Miguel Ángel C. Q. no llevaba mucho tiempo en Asturias, donde no disponía de domicilio conocido. Aunque había nacido en Gijón, se había marchado hace diez años a ejercer la profesión de cocinero en Francia, país del que se vio obligado a huir tras acabar con la vida de su compañera sentimental en septiembre de 2008.
Las pesquisas policiales se iniciaron el 15 de octubre del pasado año, cuando la madre de la víctima, de nacionalidad francesa, denunció la desaparición de su hija. Catorce días más tarde, la Gendarmería francesa encontró el cadáver de la mujer en el interior de una maleta escondida en un sótano. El cuerpo sin vida se encontraba en posición fetal y en avanzado estado de descomposición. El forense certificó tras su examen que la mujer llevaba muerta un mes y medio, por lo que el homicidio debió cometerse a mediados de septiembre.
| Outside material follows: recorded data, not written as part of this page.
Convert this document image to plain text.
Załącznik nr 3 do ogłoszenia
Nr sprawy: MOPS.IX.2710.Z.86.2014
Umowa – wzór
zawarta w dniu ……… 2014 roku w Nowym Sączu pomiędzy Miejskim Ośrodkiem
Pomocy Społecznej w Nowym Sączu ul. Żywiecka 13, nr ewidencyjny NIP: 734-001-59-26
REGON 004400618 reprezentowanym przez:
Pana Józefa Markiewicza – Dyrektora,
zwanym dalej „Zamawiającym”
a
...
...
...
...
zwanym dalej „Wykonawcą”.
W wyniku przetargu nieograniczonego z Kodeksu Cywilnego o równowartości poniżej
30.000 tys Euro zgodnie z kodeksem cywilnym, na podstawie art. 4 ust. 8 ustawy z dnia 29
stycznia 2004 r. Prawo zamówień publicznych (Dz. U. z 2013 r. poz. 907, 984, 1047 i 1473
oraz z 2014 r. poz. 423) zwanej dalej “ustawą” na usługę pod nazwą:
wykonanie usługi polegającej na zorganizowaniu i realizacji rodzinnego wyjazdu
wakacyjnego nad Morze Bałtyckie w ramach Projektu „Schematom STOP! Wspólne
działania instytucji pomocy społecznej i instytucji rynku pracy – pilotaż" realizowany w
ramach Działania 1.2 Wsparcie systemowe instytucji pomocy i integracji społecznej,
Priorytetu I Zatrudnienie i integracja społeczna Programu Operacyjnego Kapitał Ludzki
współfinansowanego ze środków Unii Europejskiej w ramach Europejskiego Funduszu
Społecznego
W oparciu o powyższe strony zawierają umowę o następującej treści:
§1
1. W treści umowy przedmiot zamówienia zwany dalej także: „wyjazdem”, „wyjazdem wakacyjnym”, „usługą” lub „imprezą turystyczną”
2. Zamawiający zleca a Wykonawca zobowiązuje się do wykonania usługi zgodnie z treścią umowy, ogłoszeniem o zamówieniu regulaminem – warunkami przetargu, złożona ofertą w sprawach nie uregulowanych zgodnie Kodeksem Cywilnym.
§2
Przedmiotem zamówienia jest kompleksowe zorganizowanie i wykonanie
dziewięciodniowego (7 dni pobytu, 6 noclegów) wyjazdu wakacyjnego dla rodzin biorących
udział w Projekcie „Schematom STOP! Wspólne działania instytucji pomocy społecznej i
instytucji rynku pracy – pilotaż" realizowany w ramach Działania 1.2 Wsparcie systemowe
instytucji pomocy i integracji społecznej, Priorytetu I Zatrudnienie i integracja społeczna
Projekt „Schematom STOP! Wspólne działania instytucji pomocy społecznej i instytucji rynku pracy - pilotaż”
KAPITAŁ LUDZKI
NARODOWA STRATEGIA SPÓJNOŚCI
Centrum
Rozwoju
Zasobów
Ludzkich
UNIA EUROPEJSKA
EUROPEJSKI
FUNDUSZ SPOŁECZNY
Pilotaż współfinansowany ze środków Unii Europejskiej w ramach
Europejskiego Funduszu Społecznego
El análisis forense también pudo certificar que la joven había muerto por asfixia, aunque el cadáver presentaba además un traumatismo cerebral, posiblemente provocado por un fuerte golpe.
Las investigaciones de la Gendarmería francesa apuntaron desde el primer momento al cocinero gijonés y pareja sentimental de la víctima como principal sospechoso del homicidio. La Policía francesa localizó su ADN en la cinta adhesiva que recubría una bolsa de plástico en la que el autor del crimen había introducido la maleta con el cadáver dentro.
Los agentes franceses recogieron además varios testimonios que corroboraban la culpabilidad de Miguel Ángel C. Q. El más relevante fue el aportado precisamente por el hermano del presunto homicida, al que este mismo había confesado la autoría del crimen. También fue determinante la confesión de una amiga de ambos. El hermano del detenido vive y trabaja en Francia. La relación actual del acusado con Asturias es escasa.